Because you recognize that voice, that accent, the guitar chords. You can just see the messy ginger hair, see him smiling against the microphone. Ed. You haven't talked to him since all of this started. You haven't been allowed. You can remember him on some CBS special a few days after it happened, crying as he talked about the good memories.


Your stomach churns, and your knees grow weak and wobbly. You feel sick. Your hand shoots out, bitten-down fingernails digging hard into the countertop, sending a spreading knife clattering across the surface. You inhale and exhale rapidly, trying to steady yourself.


Your finger slams against the station change button, and as some talk radio program comes on, you're left feeling like you just ran a marathon in the desert.
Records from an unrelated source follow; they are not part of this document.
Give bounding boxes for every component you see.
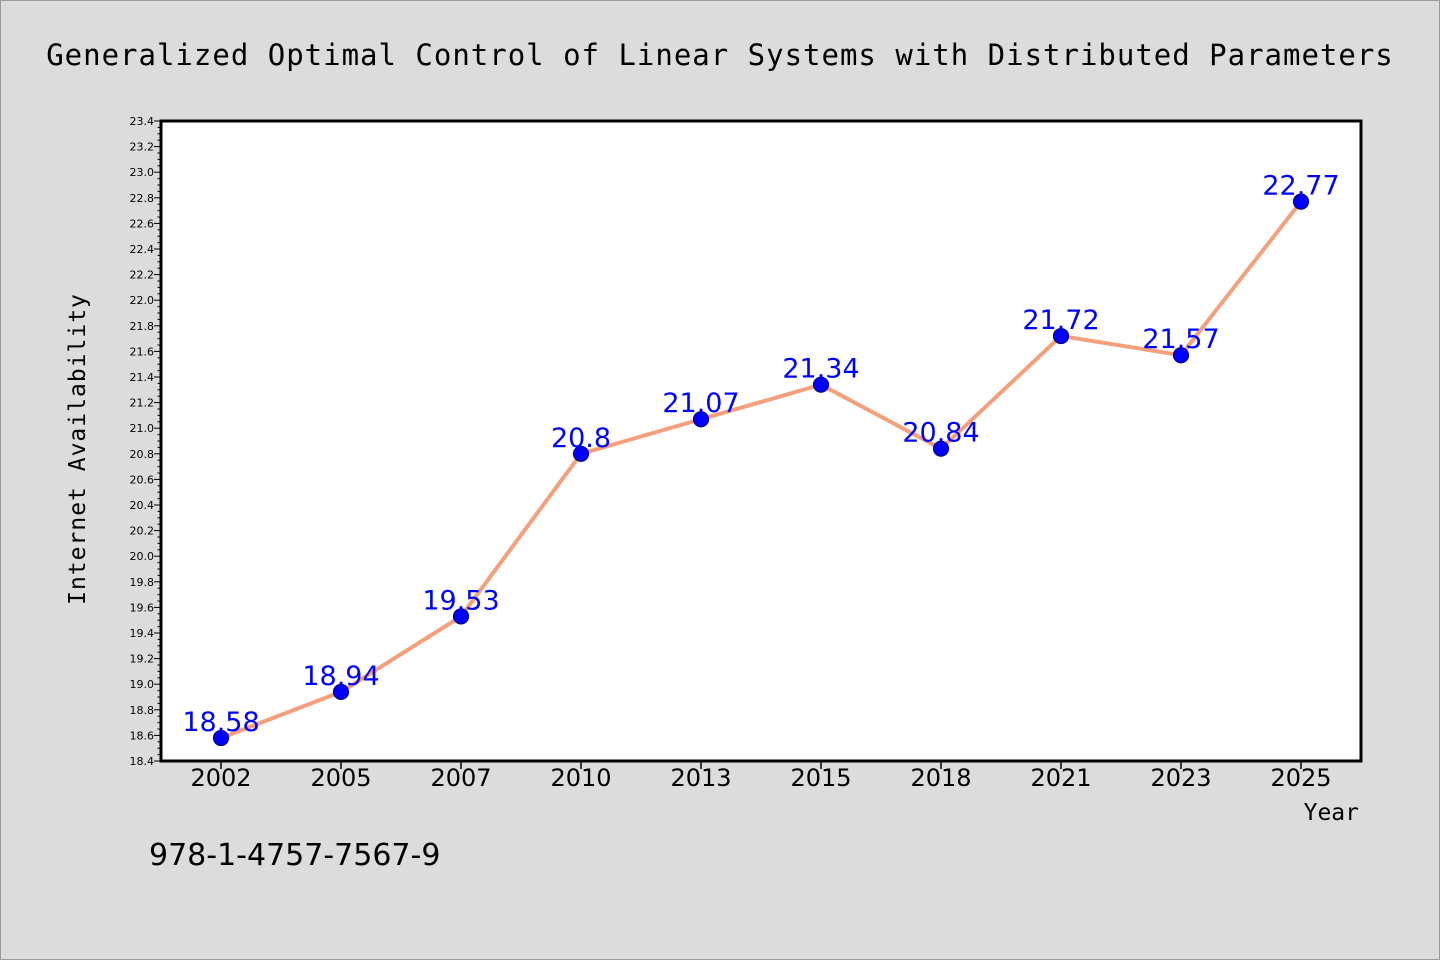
data-labels: 18.58 18.94 19.53 20.8 21.07 21.34 20.84 21.72 2… (182, 171, 1339, 738)
data-label: 21.57 (1142, 324, 1219, 355)
y-tick-label: 19.0 (130, 678, 155, 691)
y-tick-label: 22.2 (130, 269, 155, 282)
data-label: 19.53 (422, 585, 499, 616)
data-point (572, 445, 590, 462)
y-tick-label: 19.2 (130, 653, 155, 666)
y-tick-label: 22.0 (130, 294, 155, 307)
y-tick-label: 21.0 (130, 422, 155, 435)
y-tick-label: 20.4 (130, 499, 155, 512)
x-tick-label: 2002 (190, 764, 251, 792)
x-tick-label: 2010 (550, 764, 611, 792)
y-tick-label: 20.2 (130, 525, 155, 538)
series-markers (212, 193, 1310, 747)
x-tick-label: 2018 (910, 764, 971, 792)
data-label: 21.07 (662, 388, 739, 419)
data-label: 18.94 (302, 661, 379, 692)
data-label: 18.58 (182, 707, 259, 738)
data-point (1052, 327, 1070, 345)
data-point (812, 376, 830, 393)
data-point (692, 411, 710, 428)
y-axis-label: Internet Availability (65, 293, 91, 605)
y-tick-label: 19.4 (130, 627, 155, 640)
plot-area (161, 121, 1361, 761)
y-tick-label: 21.6 (130, 345, 155, 358)
y-tick-label: 22.4 (130, 243, 155, 256)
data-label: 20.84 (902, 418, 979, 449)
y-tick-label: 21.4 (130, 371, 155, 384)
isbn-text: 978-1-4757-7567-9 (149, 838, 440, 873)
data-label: 20.8 (551, 423, 611, 454)
data-point (332, 683, 350, 700)
y-tick-label: 18.8 (130, 704, 155, 717)
chart-title: Generalized Optimal Control of Linear Sy… (46, 38, 1394, 72)
x-axis: 2002 2005 2007 2010 2013 2015 2018 2021 2023 2025 (190, 761, 1332, 792)
y-tick-label: 18.6 (130, 729, 155, 742)
y-tick-label: 21.2 (130, 397, 155, 410)
y-tick-label: 22.6 (130, 217, 155, 230)
plot-border (159, 119, 1363, 763)
y-tick-label: 20.6 (130, 473, 155, 486)
x-tick-label: 2025 (1270, 764, 1331, 792)
y-tick-label: 23.0 (130, 166, 155, 179)
y-tick-label: 19.8 (130, 576, 155, 589)
x-tick-label: 2005 (310, 764, 371, 792)
data-label: 22.77 (1262, 171, 1339, 202)
data-point (212, 729, 230, 747)
y-tick-label: 23.2 (130, 141, 155, 154)
x-tick-label: 2015 (790, 764, 851, 792)
data-point (1172, 347, 1190, 364)
x-tick-label: 2007 (430, 764, 491, 792)
data-label: 21.72 (1022, 305, 1099, 336)
y-tick-label: 18.4 (130, 755, 155, 768)
y-tick-label: 23.4 (130, 115, 155, 128)
x-axis-label: Year (1304, 800, 1359, 826)
x-tick-label: 2023 (1150, 764, 1211, 792)
y-axis: 18.4 18.6 18.8 19.0 19.2 19.4 19.6 19.8 20.0 20.2… (130, 115, 161, 768)
y-tick-label: 20.8 (130, 448, 155, 461)
data-point (932, 440, 950, 457)
series-line (219, 199, 1303, 740)
x-tick-label: 2013 (670, 764, 731, 792)
y-tick-label: 20.0 (130, 550, 155, 563)
data-label: 21.34 (782, 354, 859, 385)
data-point (452, 608, 470, 625)
y-tick-label: 19.6 (130, 601, 155, 614)
y-tick-label: 21.8 (130, 320, 155, 333)
data-point (1292, 193, 1310, 210)
x-tick-label: 2021 (1030, 764, 1091, 792)
y-tick-label: 22.8 (130, 192, 155, 205)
A single tear drips down your cheek, over the freckles that still make your face feel a bit swollen. It burns you like a fire. It tastes like seawater when it drags over your lip. A tenerife sea in your mouth.


It takes a lot of trembling breaths before you can move again, and when you do your bones feel rusted. They creak as you slip into the back room, opening the fridge and pulling out a water bottle. You down it like you haven't had anything to drink in years, and it feels like you haven't. Your tongue feels sandy in your mouth.


As you slide down on the weary floor, halfway listening for the bell above the bakery door, you think about the people you've left behind. You wonder if Austin had any special awards at his college graduation. You wonder if your mother's cancer is still getting better. You wonder if your father is still dedicated to photobombing everyone he can.


You wonder if Ed still cracks jokes to lighten the mood. You wonder if Martha and Lily and Cara are still strutting like panthers. You wonder if Hayley is still a bright red shining star.


You wonder if Karlie is still baking. You wonder if she's still coding. You wonder if she still remembers how the kisses felt, because you do. You still kiss her in your dreams, still hold her and slow dance with her to the tune of 80's love songs.


Leaving your family and your fans and the life to which you'd become accustomed had been hard. But you'd lost Karlie. For about three months before, you two had been acting on the strange more-than-friends tension you'd had for all that time before. She'd stayed most nights, her body warm against yours, her breaths like the tune of every beautiful song you've ever heard.


And now she's still there, probably leaving flowers on a gravestone with your name, crying and missing you. And you're alone here in your empty bed, wanting to call her but knowing that if you do then you'll be kicked out of Witness Protection and then you really will die. Or you'll put her in danger and her blood will cover your hands.


You finish off the bottle of water, closing your eyes tightly, trying to steady yourself. It's easier not to think about the past. Easier, but impossible. You can't not hurt yourself. Your mind can't stop drifting to them.


The bell above the door chimes, signaling customers. You gather yourself, putting on what used to be your concert smile. And you walk out, beaming as you wait for the customer to tell you what they'd like.


You can't stop yourself from thinking about the past, but a distraction is always helpful.